The numbers fully support this too as I mentioned there are far more skilled
workers with Visas and green cards vs family members/relatives in Canada than
the US:

> Contrary to conventional thinking, it could be argued the U.S. system is
> more “compassionate” than Canada’s. Almost seven in 10 of those who settle
> lawfully in the U.S. are close relatives of previous immigrants. Each U.S.
> immigrant on average sponsors 3.5 family members.

> Canada, meanwhile, restricts “family reunification” immigrants to about one
> in five. Canada mostly picks immigrants to boost economic expansion. Two of
> three immigrants are brought in because of their skills and education.
> Trump’s plan, created by son-in-law Jared Kushner, copies Canada’s
> reasoning.

US = 70% family/relatives, Canada = 70% skilled workers

[https://vancouversun.com/opinion/columnists/douglas-todd-
wha...](https://vancouversun.com/opinion/columnists/douglas-todd-whats-
different-and-similar-in-canada-and-u-s-immigration-policy)

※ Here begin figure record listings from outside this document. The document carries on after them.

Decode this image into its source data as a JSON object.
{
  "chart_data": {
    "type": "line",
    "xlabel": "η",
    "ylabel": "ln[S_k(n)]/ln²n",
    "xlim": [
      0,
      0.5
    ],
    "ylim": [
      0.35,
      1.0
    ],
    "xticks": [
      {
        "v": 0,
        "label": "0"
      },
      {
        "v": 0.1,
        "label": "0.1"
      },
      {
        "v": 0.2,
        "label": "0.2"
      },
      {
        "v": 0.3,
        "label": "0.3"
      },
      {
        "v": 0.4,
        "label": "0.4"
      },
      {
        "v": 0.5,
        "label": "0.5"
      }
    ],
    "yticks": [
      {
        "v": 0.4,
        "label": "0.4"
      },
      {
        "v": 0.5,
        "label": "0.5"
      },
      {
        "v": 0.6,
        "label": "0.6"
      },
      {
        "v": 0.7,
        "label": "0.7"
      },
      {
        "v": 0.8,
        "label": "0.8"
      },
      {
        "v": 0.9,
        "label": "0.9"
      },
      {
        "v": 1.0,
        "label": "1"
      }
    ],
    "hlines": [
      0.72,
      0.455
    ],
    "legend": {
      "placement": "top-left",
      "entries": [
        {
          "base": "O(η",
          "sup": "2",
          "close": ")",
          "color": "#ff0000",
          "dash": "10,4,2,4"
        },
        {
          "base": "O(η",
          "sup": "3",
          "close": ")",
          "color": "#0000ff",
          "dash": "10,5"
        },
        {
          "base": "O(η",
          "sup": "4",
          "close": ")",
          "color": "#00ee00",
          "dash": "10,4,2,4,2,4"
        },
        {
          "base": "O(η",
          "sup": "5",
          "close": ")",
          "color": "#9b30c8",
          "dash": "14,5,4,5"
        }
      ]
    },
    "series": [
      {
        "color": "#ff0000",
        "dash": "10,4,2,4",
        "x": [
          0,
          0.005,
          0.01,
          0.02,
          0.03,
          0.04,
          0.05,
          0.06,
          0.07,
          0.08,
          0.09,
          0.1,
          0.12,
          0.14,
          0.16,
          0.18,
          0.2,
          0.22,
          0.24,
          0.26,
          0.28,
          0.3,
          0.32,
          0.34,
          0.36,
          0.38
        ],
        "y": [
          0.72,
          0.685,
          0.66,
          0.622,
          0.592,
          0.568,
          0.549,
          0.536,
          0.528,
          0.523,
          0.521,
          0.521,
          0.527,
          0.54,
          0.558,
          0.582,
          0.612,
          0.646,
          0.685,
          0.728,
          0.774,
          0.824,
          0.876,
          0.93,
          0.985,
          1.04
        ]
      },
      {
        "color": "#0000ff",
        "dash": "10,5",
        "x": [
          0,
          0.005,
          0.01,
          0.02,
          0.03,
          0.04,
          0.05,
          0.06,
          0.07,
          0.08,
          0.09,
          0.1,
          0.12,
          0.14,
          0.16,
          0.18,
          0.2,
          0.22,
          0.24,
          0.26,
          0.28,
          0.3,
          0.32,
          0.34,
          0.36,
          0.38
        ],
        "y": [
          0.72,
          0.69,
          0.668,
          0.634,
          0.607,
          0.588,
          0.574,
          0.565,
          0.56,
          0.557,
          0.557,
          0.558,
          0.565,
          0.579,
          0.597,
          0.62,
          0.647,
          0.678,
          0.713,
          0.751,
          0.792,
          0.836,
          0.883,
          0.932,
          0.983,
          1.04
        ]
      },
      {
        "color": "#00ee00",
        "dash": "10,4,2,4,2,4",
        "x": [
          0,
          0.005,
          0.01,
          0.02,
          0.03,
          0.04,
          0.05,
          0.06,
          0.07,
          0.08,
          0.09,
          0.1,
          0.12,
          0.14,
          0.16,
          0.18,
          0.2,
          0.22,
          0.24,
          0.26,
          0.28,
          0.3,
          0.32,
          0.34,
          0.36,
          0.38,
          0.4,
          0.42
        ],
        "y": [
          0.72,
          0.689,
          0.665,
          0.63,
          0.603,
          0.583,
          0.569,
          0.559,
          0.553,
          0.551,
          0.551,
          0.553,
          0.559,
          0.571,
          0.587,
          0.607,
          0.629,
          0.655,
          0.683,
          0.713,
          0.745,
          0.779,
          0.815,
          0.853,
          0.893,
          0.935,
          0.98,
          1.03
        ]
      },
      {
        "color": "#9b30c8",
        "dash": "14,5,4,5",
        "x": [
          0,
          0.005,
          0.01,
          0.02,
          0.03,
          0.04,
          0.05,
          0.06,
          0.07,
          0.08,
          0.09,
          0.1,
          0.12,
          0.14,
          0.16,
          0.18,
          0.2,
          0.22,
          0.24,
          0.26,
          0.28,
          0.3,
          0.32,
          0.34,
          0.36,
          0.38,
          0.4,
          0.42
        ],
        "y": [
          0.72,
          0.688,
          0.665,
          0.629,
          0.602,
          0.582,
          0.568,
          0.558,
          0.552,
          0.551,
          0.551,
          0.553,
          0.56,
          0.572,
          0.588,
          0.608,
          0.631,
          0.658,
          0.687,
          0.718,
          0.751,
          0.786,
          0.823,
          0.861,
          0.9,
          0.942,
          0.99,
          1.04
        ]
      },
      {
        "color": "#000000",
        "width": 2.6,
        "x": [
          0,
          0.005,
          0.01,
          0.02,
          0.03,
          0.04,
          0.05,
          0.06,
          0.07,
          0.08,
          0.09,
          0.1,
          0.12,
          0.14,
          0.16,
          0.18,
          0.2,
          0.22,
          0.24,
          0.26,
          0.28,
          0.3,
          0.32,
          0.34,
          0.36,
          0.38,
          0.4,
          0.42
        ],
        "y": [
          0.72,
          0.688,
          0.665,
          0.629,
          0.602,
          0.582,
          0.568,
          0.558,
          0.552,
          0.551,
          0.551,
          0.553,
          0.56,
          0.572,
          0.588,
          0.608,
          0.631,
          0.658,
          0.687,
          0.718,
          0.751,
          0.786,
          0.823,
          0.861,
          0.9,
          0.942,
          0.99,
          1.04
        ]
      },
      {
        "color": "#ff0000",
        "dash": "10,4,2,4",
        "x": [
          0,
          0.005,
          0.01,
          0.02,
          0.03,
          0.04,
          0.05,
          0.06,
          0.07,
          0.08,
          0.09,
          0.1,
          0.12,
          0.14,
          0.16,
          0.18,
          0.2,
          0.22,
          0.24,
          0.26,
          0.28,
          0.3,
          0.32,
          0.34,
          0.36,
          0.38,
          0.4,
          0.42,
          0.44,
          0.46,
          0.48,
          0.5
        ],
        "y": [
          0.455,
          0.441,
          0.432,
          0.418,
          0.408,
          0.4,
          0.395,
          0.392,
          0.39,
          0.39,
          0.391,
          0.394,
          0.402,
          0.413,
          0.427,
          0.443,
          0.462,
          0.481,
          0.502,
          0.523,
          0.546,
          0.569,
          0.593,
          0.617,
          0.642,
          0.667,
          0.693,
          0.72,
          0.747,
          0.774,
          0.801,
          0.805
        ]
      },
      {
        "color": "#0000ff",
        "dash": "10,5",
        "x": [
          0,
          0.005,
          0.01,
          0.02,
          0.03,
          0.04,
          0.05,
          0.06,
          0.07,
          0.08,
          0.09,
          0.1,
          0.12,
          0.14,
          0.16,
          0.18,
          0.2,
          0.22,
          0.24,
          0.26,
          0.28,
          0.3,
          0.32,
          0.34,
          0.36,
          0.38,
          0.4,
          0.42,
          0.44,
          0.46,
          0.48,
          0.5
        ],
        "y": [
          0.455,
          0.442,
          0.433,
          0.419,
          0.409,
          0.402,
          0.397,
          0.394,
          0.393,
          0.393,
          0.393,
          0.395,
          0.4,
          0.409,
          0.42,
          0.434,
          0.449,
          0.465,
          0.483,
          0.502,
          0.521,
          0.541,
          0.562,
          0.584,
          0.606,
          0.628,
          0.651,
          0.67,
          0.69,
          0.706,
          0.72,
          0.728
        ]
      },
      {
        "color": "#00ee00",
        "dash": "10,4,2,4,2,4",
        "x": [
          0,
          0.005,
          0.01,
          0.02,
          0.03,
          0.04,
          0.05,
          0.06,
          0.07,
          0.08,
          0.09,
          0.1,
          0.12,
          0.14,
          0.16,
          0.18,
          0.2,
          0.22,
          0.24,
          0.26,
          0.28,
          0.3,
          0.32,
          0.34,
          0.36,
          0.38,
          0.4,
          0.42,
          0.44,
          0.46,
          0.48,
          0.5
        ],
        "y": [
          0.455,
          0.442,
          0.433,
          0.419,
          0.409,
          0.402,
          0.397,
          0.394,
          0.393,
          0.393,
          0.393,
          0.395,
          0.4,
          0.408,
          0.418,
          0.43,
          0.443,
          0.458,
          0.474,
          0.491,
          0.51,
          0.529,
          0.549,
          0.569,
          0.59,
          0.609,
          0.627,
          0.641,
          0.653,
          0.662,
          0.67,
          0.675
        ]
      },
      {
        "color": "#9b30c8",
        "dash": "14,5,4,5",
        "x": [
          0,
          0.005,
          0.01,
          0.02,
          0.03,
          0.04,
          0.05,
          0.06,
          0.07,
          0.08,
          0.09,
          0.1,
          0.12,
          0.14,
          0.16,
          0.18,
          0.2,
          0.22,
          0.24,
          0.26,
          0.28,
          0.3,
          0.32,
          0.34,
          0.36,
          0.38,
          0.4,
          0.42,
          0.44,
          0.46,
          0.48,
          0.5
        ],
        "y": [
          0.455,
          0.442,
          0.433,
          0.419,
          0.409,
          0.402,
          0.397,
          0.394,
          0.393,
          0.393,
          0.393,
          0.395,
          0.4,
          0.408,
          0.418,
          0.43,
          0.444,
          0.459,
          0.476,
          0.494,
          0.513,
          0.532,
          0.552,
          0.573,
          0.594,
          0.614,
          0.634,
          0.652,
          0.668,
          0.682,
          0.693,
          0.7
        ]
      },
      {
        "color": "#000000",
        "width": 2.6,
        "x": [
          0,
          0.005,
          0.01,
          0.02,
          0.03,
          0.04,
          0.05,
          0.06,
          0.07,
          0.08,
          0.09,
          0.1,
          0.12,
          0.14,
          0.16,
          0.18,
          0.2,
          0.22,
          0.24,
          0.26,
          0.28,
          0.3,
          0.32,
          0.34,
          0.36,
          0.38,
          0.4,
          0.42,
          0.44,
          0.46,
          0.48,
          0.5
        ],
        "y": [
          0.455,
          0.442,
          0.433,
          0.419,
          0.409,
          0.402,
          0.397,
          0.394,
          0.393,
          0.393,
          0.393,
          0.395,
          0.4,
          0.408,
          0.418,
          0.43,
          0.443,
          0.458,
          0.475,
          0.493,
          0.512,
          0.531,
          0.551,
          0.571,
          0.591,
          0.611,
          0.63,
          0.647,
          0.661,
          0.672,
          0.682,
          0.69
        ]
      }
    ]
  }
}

Our immigrant communities are famously successful too. In large immigrant
communities like Brampton outside of Toronto, Hindus often rank #1 in income
per capita, beating out Christians, Jews, atheists, etc. The Chinese
communities in Richmond Hill, Markham, and Mississauga are also very
successful. You can't drive through those neighbourhoods without seeing
Mercedes and Teslas parked everywhere.

------
diebeforei485
Most of the lawbreaking and shady activity related to H-1B visas seems to
happen when there is this sort of third-party arrangement, where these
companies bring workers in, and then contract them out to other workplaces
(often through a chain of contracts via other intermediaries).

From that sense, it's good to scrutinize these so that genuine applications
have a better shot at the lottery.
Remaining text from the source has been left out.